Son günlerde her geçen gün yolcuları bezdiren ve yaz aylarında üstünde daha da çok konuşulacağını tahmin ettiğim rötar sorununa bir bakalım.
Bu rötar sorunu, benim her zaman sıklıkla dile getirdiğim; “önce sorun çıksın sonra çözüm ararız” mantığının gerçeğe dönüşmüş hali. Ben; altyapısız bir büyüme içersindeyiz derken, bazıları konuyu uçak sayısına, yolcu artışına, hat açılımlarına, karlılığa bağlayarak, gelecekteki tehlikeyi görmemezlikten geldiler. Hala da görmezden geliyorlar.

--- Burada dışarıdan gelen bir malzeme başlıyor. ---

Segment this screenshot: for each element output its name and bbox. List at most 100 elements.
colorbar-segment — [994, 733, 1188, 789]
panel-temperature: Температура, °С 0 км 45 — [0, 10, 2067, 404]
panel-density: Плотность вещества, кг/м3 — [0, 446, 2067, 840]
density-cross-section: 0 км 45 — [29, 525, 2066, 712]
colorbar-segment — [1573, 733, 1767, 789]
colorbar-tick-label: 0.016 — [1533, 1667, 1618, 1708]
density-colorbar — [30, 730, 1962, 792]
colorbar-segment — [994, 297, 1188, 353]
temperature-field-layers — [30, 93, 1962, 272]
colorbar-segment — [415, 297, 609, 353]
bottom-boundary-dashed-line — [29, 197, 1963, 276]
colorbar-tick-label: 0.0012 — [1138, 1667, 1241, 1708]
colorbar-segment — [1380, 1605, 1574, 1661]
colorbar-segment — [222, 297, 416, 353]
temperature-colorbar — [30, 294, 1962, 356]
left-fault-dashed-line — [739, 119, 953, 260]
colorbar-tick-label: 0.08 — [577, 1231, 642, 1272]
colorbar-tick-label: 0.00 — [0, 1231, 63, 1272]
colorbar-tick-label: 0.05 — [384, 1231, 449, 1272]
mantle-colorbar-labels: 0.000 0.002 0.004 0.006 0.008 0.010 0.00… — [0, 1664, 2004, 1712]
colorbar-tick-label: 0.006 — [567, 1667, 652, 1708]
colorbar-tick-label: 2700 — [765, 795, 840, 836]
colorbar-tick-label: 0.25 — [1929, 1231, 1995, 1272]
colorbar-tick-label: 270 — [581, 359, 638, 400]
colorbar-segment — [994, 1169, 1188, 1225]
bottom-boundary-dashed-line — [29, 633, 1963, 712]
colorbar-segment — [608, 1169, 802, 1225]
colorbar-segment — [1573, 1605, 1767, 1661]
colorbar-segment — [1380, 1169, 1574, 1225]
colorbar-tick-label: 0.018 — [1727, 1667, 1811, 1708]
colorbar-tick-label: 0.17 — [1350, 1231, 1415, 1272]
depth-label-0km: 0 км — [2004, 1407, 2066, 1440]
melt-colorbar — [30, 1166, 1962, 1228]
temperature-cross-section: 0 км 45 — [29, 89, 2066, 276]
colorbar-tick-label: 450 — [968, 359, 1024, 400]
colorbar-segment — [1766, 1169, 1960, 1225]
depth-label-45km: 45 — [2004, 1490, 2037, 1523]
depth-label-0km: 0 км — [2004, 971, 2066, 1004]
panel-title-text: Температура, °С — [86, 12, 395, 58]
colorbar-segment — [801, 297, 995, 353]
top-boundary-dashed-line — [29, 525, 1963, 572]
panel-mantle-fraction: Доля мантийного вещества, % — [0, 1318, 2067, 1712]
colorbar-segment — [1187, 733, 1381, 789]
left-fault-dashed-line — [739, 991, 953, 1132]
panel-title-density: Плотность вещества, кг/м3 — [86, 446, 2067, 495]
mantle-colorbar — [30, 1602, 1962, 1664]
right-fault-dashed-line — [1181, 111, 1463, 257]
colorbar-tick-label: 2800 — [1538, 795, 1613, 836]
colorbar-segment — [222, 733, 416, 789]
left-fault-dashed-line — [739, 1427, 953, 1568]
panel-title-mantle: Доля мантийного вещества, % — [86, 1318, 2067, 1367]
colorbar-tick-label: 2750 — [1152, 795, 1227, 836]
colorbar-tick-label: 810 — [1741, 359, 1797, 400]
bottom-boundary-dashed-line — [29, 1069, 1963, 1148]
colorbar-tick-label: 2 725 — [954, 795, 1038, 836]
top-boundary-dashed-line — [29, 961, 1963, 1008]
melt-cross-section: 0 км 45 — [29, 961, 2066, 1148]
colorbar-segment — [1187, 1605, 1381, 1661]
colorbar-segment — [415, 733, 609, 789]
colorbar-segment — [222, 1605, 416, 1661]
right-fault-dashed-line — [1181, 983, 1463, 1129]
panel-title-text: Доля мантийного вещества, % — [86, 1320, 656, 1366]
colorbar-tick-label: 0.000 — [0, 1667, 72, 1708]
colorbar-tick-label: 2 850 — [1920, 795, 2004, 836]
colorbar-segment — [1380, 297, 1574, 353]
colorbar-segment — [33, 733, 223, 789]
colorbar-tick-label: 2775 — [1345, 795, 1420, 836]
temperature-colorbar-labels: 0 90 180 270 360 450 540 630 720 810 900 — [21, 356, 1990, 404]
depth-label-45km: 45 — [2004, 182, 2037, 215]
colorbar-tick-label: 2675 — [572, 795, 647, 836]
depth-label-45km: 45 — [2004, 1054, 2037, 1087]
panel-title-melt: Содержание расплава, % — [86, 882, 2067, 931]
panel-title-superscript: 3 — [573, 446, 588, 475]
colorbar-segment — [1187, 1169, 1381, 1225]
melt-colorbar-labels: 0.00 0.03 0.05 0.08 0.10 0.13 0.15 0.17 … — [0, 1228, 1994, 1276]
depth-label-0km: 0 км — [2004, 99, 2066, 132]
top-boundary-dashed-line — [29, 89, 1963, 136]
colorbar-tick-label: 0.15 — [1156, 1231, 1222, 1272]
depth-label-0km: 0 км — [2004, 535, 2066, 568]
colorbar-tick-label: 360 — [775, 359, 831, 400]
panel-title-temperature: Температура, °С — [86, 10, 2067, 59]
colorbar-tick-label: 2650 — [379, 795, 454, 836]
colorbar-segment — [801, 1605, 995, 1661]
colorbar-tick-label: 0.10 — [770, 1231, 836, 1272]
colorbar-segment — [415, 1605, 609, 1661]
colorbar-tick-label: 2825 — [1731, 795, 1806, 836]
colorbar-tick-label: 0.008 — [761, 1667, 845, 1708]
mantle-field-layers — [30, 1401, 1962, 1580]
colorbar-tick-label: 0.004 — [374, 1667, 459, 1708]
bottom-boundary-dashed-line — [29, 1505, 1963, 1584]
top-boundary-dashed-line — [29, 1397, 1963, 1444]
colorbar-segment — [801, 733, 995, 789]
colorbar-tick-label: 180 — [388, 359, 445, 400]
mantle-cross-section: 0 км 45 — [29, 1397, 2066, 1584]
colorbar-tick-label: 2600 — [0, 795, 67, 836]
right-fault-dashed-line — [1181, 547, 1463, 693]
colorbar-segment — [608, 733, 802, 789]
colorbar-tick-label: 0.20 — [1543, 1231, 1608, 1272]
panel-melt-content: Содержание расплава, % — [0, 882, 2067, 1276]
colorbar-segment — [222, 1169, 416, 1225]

Plansız-programsız alınan uçaklar, havalimanlarımızın yeterliliği ile doğru orantılı olmamıştır. Yeterliliği açmak gerekirse; özellikle İstanbul’da yaşanan sorunları örnek almak gerekiyor. Nerdeyse tüm şirketlerimizin base olarak kullandıkları kent İstanbul. Ve İstanbul’umuzun iki tane uluslararası havalimanı var. Bu havalimanlarımızın en büyüğü AHL’de, 3 adet pistimiz var. Bu pistlerden 18-36 sol ve sağ pist olarak iki adet, bir de 06-24 pistimiz var ki; o da şu aralar uzatılma ve düzeltilme aşamasına girildiğinden, kapalı.